Ne sahte gülücüklere ne de sahte
hayatlara karnım tok. Ben hayatı kendi içimde yaşıyorum onlar öyle mutlu ben
böyle mutlu ne var bunda? Ben sizi ne yapayım günah pervaneleri işkembelerini
ne ile doldurdukları belli değil. Bal tutan parmağını yalarmış ya kul hakkı
yetim hakkı? Sosyal iletişim dedikodunun ötekisine geçmez çarşı pazarda
vallahiler havada uçuşuyor, bir mal satıp adam kandıracağız diye hepsi sizin
olsun ne bulduysanız dünyaya ait doldurun ceplerinize kefenin cebi var mı?
Neyse fazla sataşmayalım çünkü çoğunluktasınız ben şimdi tek gibi görünüyorum.
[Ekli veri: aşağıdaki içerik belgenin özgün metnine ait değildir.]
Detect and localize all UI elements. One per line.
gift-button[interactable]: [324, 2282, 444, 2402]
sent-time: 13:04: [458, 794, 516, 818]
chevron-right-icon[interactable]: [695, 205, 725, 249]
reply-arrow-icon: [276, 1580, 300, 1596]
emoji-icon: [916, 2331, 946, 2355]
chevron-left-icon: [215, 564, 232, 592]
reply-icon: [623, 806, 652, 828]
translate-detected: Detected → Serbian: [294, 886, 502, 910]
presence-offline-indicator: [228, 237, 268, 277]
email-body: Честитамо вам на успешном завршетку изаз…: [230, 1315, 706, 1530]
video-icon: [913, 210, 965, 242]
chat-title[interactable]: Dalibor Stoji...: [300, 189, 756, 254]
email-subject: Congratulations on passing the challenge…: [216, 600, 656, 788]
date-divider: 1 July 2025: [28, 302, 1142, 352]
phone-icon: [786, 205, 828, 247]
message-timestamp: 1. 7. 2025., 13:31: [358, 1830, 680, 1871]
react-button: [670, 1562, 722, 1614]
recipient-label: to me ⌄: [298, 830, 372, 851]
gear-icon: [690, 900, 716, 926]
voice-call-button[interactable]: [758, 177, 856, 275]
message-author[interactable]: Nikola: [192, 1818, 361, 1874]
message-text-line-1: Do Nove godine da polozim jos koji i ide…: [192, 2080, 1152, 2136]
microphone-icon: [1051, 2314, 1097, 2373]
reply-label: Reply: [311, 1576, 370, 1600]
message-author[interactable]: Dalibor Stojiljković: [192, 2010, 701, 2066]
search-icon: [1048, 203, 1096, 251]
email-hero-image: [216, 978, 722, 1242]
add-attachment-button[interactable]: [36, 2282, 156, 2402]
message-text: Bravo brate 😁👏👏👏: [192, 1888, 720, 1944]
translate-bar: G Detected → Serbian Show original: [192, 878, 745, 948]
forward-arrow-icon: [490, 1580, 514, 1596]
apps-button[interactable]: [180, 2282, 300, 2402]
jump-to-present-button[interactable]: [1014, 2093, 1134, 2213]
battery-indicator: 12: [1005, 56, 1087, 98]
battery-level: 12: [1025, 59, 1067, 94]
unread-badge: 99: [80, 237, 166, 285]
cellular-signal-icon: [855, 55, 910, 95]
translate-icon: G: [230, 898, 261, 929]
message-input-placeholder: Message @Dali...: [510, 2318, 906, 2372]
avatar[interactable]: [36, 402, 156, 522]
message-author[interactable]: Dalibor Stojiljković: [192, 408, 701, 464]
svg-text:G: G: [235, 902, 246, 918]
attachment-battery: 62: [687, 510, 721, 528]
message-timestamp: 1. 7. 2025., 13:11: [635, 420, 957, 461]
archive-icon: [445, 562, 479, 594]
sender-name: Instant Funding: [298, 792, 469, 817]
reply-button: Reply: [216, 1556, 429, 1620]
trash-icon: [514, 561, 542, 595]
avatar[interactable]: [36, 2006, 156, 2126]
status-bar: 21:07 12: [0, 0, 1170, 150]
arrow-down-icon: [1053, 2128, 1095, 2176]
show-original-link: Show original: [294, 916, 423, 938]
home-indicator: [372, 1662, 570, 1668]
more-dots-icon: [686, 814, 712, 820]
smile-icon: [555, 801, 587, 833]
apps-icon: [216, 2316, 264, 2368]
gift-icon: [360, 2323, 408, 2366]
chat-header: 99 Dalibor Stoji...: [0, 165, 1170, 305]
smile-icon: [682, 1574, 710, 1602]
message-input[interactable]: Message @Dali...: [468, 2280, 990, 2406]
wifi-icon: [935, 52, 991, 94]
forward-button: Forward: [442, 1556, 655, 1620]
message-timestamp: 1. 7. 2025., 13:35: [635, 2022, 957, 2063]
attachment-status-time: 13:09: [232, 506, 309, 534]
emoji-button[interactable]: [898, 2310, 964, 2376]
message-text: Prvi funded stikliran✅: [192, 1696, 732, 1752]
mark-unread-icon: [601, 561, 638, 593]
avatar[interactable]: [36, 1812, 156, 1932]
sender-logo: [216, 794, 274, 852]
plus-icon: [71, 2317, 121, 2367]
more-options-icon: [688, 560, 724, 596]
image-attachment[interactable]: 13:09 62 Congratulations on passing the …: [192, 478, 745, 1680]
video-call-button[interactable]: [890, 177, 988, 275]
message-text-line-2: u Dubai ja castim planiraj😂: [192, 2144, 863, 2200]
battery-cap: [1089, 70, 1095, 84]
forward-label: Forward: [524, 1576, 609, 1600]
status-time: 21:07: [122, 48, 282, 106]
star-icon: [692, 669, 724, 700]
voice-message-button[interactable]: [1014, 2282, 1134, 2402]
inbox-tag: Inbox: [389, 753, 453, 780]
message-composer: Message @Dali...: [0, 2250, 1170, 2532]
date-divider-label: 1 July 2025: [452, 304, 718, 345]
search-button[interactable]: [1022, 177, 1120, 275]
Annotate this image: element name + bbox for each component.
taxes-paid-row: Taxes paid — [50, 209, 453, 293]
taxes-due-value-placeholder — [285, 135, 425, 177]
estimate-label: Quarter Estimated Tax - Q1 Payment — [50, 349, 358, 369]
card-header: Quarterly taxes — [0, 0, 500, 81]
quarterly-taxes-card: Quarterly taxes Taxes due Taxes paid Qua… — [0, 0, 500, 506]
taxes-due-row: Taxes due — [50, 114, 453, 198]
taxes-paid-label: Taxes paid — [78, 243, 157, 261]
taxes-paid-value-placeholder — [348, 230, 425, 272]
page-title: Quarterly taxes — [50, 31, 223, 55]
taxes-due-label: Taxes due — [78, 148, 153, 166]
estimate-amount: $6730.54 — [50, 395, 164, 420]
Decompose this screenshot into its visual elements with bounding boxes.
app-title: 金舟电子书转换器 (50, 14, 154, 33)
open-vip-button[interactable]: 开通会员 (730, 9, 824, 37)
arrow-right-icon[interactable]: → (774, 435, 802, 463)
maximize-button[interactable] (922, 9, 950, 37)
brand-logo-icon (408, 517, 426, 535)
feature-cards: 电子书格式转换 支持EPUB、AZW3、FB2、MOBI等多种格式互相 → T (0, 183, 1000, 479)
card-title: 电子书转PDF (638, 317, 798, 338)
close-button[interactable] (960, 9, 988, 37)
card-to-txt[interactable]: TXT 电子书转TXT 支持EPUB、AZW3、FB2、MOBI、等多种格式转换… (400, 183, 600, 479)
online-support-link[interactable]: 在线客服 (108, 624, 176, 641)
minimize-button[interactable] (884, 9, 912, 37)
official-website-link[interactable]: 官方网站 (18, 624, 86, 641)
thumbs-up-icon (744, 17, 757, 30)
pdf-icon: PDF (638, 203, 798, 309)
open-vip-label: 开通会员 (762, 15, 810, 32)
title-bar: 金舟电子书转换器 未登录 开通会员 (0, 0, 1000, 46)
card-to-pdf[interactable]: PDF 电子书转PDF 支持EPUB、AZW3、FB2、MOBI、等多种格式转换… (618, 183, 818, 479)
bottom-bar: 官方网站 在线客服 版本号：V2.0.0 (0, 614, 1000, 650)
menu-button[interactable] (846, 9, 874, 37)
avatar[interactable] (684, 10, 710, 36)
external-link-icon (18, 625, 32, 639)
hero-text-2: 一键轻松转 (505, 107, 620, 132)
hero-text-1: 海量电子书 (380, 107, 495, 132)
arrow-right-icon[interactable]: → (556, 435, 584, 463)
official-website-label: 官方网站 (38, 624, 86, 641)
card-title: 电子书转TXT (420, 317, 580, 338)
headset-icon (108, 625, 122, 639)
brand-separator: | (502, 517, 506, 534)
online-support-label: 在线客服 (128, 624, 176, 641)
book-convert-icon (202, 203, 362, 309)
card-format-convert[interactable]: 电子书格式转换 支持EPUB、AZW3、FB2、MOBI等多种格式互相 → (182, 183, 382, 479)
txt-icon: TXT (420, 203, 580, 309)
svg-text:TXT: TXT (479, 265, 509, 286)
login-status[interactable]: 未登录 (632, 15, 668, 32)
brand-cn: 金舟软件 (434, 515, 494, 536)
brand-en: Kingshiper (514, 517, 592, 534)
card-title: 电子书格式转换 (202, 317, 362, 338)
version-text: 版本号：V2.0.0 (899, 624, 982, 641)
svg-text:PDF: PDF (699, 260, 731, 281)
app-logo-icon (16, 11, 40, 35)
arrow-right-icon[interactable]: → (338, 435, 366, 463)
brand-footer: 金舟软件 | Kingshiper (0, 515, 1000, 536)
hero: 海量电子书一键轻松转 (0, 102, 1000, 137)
Sizin dünyanız size benim dünyam bana. Ben şu an pasif bir duruş sergiliyorum. Sizlere
içten içe kızıyorum bunu kendimi sizden korumak için yapıyorum. Sizlerle savaşa
girersem ne zaman girdiysem hep kaybettim. Yenildim ben sizin gibi laf ebeliği
yapamam hazır cevap da değilim. Öfkem var benim hemen parlayıveren ve aklı
götüren. En haklı konumda dahi olsam buyrun düelloya desem yine de bakmışsınız
ki ben haksız konuma düşüvermişim. Hep bu patlayıveren öfkem sayesinde akıl
nerede sakinlik nerede? Kişiliğimin tamir ve bakımını üstlenmişim haberliyim
iyi huylarımın yeşermesi ve devamlılığı kötü huylarımın kökünden kazınması için
ömrün yettiğince her gün tatbikat yapmalıyım.
Güzel olana, iyi olana, alkış
tutulana ben de alkış tutarım elbet. Ülkemde güzel şeyler oluyor güzel ve mutlu
günler güzel bir gelecek güzel bir nesil geliyor. Ben tek başıma da sevinirim yalnız
başıma da alkış tutarım artık çoğaldınız ne güzel.